There was an office in Virginia that alerted the FBI
to what they saw online,
and they gave that information to Capitol Police.
...was quickly passed to all of our partners
in three different ways almost immediately.
And that's all well and good, except for if that's the only thing that's out there,
if the FBI only produced a Norfolk memo, then that's a systemic failure
of analysis within the units. Because many people
outside, including myself and other academics,
had seen the system blinking red. And so if there's only a memo, then there's something
wrong at the FBI. And this hearing might help clarify whether there's something wrong at the
FBI? Well, you're hoping that the hearing on Tuesday ratchets up the pressure on departments
and agencies. Before that, the FBI, DOD, or other places may not necessarily be so
willing to share information. But now after you see that those videos, those four officers talking
about their experiences, it kind of forces the hand.
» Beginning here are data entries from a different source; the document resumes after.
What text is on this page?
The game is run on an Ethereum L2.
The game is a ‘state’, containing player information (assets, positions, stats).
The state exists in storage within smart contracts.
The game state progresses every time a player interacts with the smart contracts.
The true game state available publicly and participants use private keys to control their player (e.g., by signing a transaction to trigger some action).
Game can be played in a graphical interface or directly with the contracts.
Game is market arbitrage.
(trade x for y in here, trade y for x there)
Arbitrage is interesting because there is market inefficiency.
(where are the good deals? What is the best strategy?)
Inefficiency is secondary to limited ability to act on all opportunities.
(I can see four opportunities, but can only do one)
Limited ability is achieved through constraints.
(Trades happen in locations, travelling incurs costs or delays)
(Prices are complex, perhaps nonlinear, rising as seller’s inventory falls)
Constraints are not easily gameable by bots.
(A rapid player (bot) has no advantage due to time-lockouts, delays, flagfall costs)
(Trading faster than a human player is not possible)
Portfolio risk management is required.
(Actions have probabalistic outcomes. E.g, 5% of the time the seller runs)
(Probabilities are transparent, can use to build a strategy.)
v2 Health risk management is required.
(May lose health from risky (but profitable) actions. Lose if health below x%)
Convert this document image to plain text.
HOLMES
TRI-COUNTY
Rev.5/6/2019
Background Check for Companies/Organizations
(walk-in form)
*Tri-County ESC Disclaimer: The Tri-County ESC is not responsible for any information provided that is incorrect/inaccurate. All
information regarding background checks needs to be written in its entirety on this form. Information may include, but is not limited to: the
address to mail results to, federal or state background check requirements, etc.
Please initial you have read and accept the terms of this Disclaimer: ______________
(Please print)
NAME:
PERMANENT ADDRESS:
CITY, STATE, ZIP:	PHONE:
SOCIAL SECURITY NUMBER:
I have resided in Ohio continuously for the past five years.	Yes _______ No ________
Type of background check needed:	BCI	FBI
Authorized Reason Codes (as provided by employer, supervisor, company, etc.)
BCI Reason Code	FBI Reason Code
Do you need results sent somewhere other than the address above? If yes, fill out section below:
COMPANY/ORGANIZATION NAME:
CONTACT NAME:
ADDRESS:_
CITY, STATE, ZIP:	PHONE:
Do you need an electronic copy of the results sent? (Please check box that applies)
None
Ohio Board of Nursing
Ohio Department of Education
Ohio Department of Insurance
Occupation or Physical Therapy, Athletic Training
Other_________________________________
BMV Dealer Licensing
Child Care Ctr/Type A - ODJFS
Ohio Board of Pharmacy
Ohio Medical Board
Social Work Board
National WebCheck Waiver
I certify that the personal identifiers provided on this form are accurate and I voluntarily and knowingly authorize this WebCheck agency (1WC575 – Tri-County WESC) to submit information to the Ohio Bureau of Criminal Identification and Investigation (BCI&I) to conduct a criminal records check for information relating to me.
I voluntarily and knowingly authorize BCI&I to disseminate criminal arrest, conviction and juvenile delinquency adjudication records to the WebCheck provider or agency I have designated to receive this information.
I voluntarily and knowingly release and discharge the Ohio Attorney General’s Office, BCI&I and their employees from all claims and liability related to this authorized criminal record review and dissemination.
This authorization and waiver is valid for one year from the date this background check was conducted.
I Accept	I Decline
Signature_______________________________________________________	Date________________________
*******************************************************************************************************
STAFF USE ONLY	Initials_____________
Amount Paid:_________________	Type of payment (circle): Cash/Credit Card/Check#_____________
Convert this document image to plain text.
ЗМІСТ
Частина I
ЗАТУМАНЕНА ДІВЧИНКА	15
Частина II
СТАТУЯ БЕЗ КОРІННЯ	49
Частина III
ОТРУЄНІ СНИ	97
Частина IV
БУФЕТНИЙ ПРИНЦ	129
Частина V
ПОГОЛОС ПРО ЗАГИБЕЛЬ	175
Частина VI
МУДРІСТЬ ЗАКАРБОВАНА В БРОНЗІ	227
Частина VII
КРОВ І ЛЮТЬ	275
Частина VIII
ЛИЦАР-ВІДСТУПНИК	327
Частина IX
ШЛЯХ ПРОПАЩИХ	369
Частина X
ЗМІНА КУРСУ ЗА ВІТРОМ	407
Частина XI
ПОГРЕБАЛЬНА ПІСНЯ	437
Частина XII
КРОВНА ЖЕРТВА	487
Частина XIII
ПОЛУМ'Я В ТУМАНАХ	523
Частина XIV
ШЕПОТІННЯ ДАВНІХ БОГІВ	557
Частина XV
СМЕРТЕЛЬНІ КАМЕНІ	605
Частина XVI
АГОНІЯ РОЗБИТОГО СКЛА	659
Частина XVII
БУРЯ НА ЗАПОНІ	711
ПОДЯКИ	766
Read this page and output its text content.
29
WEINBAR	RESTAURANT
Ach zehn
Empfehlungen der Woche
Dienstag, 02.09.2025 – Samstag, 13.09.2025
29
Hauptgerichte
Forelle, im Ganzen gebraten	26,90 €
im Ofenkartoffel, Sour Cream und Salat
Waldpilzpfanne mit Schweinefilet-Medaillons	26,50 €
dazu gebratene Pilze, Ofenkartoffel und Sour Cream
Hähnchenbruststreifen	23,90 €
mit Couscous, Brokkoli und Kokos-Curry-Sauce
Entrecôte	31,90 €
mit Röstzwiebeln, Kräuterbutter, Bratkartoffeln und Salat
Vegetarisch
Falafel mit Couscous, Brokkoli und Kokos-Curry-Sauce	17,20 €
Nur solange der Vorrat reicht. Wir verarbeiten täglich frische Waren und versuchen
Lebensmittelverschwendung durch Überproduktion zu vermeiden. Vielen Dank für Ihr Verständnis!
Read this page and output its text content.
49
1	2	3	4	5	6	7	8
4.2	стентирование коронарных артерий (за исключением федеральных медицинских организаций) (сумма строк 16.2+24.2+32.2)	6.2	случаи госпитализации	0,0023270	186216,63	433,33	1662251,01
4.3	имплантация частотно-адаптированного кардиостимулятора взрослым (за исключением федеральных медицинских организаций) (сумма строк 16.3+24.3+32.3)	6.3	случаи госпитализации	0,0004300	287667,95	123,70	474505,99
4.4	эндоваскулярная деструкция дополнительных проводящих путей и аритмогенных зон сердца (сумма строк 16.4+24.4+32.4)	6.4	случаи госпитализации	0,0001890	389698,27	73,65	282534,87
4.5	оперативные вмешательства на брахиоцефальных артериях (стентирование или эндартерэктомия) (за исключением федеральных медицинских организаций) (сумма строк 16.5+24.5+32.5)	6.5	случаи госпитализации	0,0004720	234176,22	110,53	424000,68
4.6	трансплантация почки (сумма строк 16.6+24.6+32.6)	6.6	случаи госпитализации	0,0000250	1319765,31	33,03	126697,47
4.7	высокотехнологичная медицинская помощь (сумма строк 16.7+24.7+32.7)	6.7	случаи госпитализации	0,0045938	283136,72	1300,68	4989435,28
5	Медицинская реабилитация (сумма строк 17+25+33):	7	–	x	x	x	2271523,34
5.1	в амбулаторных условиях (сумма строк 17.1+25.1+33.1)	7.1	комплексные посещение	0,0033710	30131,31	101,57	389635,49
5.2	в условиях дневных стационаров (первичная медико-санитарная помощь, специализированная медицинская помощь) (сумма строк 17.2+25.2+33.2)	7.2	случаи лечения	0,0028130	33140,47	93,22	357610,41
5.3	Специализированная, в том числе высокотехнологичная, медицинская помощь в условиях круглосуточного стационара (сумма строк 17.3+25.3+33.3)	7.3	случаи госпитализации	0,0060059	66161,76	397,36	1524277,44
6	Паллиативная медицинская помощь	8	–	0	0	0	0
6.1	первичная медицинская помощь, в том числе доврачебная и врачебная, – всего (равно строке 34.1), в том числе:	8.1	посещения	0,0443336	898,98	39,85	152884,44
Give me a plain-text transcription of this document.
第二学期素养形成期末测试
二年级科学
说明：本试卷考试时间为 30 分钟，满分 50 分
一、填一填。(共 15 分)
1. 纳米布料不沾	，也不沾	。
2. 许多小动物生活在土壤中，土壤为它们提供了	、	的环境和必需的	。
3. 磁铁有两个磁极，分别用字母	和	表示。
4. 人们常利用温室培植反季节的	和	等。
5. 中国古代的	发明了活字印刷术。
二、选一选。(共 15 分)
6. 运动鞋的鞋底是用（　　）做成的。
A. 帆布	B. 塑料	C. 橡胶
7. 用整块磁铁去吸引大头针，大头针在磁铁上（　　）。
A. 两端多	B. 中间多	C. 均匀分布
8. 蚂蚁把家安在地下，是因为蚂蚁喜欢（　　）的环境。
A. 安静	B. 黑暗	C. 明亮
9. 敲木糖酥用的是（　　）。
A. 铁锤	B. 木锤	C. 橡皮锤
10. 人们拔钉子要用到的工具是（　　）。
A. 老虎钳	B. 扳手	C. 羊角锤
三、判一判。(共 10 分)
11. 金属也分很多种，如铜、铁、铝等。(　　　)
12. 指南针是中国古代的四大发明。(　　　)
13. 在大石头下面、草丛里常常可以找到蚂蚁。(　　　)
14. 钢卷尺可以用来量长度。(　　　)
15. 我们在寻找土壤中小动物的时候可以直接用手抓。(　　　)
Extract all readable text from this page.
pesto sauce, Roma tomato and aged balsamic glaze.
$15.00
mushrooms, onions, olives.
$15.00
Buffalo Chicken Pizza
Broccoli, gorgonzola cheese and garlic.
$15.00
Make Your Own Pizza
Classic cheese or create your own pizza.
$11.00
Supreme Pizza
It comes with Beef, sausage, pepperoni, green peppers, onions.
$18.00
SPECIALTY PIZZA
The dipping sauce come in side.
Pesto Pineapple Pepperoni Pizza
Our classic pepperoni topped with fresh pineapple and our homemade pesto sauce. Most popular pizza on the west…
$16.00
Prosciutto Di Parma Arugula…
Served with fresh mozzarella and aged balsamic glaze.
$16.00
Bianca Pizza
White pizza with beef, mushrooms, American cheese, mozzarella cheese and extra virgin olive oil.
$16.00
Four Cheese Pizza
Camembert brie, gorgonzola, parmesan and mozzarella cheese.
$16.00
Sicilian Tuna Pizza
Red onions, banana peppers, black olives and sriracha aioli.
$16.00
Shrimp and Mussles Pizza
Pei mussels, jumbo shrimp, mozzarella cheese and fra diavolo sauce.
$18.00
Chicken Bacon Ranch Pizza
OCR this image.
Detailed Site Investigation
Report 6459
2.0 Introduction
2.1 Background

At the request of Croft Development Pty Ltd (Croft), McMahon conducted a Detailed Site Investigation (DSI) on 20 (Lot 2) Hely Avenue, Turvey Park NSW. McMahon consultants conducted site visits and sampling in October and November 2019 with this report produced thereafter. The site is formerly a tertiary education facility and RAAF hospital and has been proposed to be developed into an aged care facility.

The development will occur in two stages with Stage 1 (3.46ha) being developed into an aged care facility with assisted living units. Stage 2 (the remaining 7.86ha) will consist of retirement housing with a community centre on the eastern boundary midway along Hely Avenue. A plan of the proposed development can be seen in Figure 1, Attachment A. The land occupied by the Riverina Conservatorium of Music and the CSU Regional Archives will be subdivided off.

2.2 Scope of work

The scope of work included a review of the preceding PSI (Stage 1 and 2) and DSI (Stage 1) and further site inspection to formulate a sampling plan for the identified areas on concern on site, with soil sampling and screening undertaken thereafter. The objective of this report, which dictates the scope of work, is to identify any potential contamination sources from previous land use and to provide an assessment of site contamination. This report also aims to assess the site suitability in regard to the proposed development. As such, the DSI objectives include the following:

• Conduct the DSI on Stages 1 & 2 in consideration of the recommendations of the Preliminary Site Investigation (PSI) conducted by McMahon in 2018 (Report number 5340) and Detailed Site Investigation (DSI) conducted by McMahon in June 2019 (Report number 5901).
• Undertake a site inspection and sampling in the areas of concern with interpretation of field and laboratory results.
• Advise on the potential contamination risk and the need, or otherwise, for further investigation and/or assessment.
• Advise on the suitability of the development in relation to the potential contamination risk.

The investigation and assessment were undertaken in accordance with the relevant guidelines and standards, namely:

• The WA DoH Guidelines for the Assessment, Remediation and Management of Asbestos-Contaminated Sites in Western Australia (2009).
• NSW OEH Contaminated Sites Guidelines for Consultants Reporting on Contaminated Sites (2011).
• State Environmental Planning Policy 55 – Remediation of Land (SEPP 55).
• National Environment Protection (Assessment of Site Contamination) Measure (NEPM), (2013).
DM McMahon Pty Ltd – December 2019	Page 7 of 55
One of the biggest barriers to accomplishing
anything here will, of course, be the polarization in Congress? Tuesday's testimony was somehow divisive. Who served on
this committee was divisive. Its aims are divisive. Is it possible to get anything done when even an
attack on Congress can't come close to unifying Congress? Politics is always going to be the
background noise in this type of investigation. It's true of any investigation that Congress does. So the only question becomes, can you keep your head down, grind it out,
and do just the facts, ma'am type of investigation? And that's going to be very difficult.
They're on an uphill battle. And that's why this framing, the first hearing mattered so much,
because it sets the stage for the future investigations.
Do you think it moved the needle at all? And if not, is it even possible to move the needle
in a Congress this polarized?
Yeah, I'm not a big believer in the idea
that we can change people's minds right now
that are kind of stuck in their worldview.
But that doesn't have to necessarily be the only goal
for an investigation like this.
One of the goals should be a documenting history.
And so I think the committee should ignore as best they can the politics of the day and
look at the future and what kind of history are they going to be writing. Even though there is overwhelming evidence to the contrary, including hours and hours
of videos and photographic coverage, there is a continuous shocking attempt to ignore
or try to destroy the truth of what truly happened that day, and to whitewash the facts into something other than what they all
mistakenly reveal. An attack on our democracy by a violent domestic
extremists and a stain on our history and our moral standing here home and abroad. on. Thank you.